Reimposing net neutrality, on top of the even more destructive digital discrimination regulations, will undermine broadband deployment across the country, including the $42.5 billion in Broadband, Equity, Access, and Deployment (BEAD) funding.  It will leave more Americans on the wrong side of the digital divide. 

The FCC is back on the merry-go-round of net neutrality, returning to the Obama-Biden rules and threatening broadband growth and expansion with heavy-handed rules that will make deployment more expensive and difficult.  If consumers want slower internet with fewer options, higher costs, less innovation, negligible choices, and more government control, they should tell the FCC to move ahead.  Otherwise, they should be clamoring for the FCC to stop issuing a failed and damaging regulation that contradicts the successful and longstanding light touch rules that have enabled the internet to flourish and established the U.S. as the leader in global telecommunications.

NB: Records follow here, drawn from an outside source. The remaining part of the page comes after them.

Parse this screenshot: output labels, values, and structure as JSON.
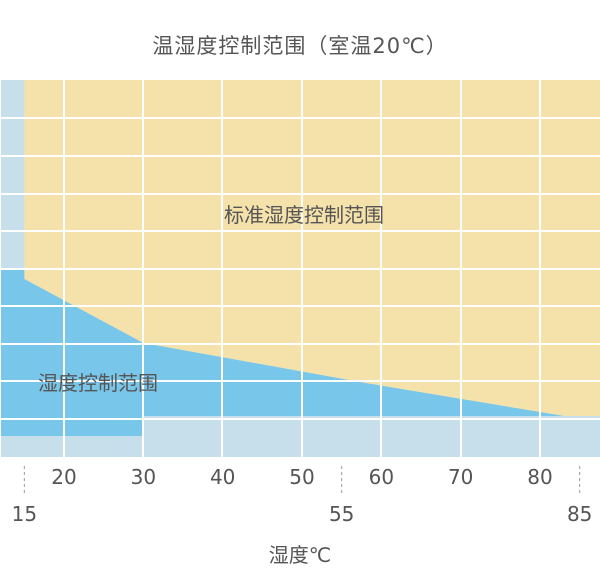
{
  "title": "温湿度控制范围（室温20℃）",
  "colors": {
    "standard": "#F5E2AB",
    "extended": "#78C6EA",
    "background": "#C7DFEA",
    "grid": "#FFFFFF",
    "text": "#555555"
  },
  "chart_data": {
    "type": "area",
    "title": "温湿度控制范围（室温20℃）",
    "xlabel": "湿度℃",
    "ylabel": "",
    "grid": true,
    "x_ticks": [
      "20",
      "30",
      "40",
      "50",
      "60",
      "70",
      "80"
    ],
    "x_ticks_minor": [
      "15",
      "55",
      "85"
    ],
    "region_labels": [
      "标准湿度控制范围",
      "湿度控制范围"
    ],
    "series": [
      {
        "name": "标准湿度控制范围",
        "boundary_x": [
          10,
          15,
          15,
          30,
          58,
          83,
          85,
          85
        ],
        "note": "upper region bounded below by the curve"
      },
      {
        "name": "湿度控制范围",
        "curve_x": [
          10,
          15,
          30,
          58,
          83,
          85
        ]
      }
    ]
  }
}
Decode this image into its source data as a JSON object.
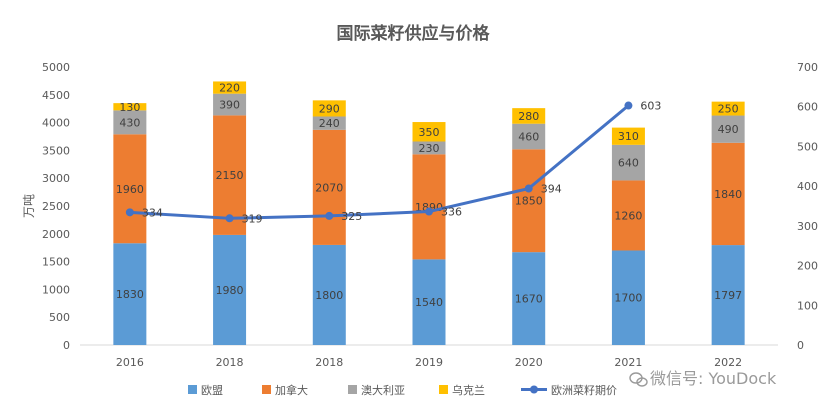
{
  "chart_data": {
    "type": "bar",
    "title": "国际菜籽供应与价格",
    "categories": [
      "2016",
      "2018",
      "2018",
      "2019",
      "2020",
      "2021",
      "2022"
    ],
    "ylabel": "万吨",
    "ylim": [
      0,
      5000
    ],
    "y2lim": [
      0,
      700
    ],
    "yticks": [
      "0",
      "500",
      "1000",
      "1500",
      "2000",
      "2500",
      "3000",
      "3500",
      "4000",
      "4500",
      "5000"
    ],
    "y2ticks": [
      "0",
      "100",
      "200",
      "300",
      "400",
      "500",
      "600",
      "700"
    ],
    "stacked": true,
    "series": [
      {
        "name": "欧盟",
        "type": "bar",
        "color": "#5B9BD5",
        "values": [
          1830,
          1980,
          1800,
          1540,
          1670,
          1700,
          1797
        ]
      },
      {
        "name": "加拿大",
        "type": "bar",
        "color": "#ED7D31",
        "values": [
          1960,
          2150,
          2070,
          1890,
          1850,
          1260,
          1840
        ]
      },
      {
        "name": "澳大利亚",
        "type": "bar",
        "color": "#A5A5A5",
        "values": [
          430,
          390,
          240,
          230,
          460,
          640,
          490
        ]
      },
      {
        "name": "乌克兰",
        "type": "bar",
        "color": "#FFC000",
        "values": [
          130,
          220,
          290,
          350,
          280,
          310,
          250
        ]
      },
      {
        "name": "欧洲菜籽期价",
        "type": "line",
        "axis": "right",
        "color": "#4472C4",
        "values": [
          334,
          319,
          325,
          336,
          394,
          603,
          null
        ]
      }
    ],
    "line_labels": [
      "334",
      "319",
      "325",
      "336",
      "394",
      "603",
      ""
    ],
    "grid": false,
    "legend_position": "bottom"
  },
  "watermark": "微信号: YouDock"
}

The time and money that will be wasted on the FCC’s proceeding would be better used to continue bridging the digital divide, developing a government-wide spectrum policy, consolidating the 133 broadband programs across 15 agencies, and freeing up more spectrum for licensed and unlicensed use so that the United States can continue to maintain its global competitive leadership in telecommunications.  And the entire process can be avoided if Congress steps in and puts an end to the dizzying madness of net neutrality regulations by enacting legislation that will bring communications law into the twenty-first century.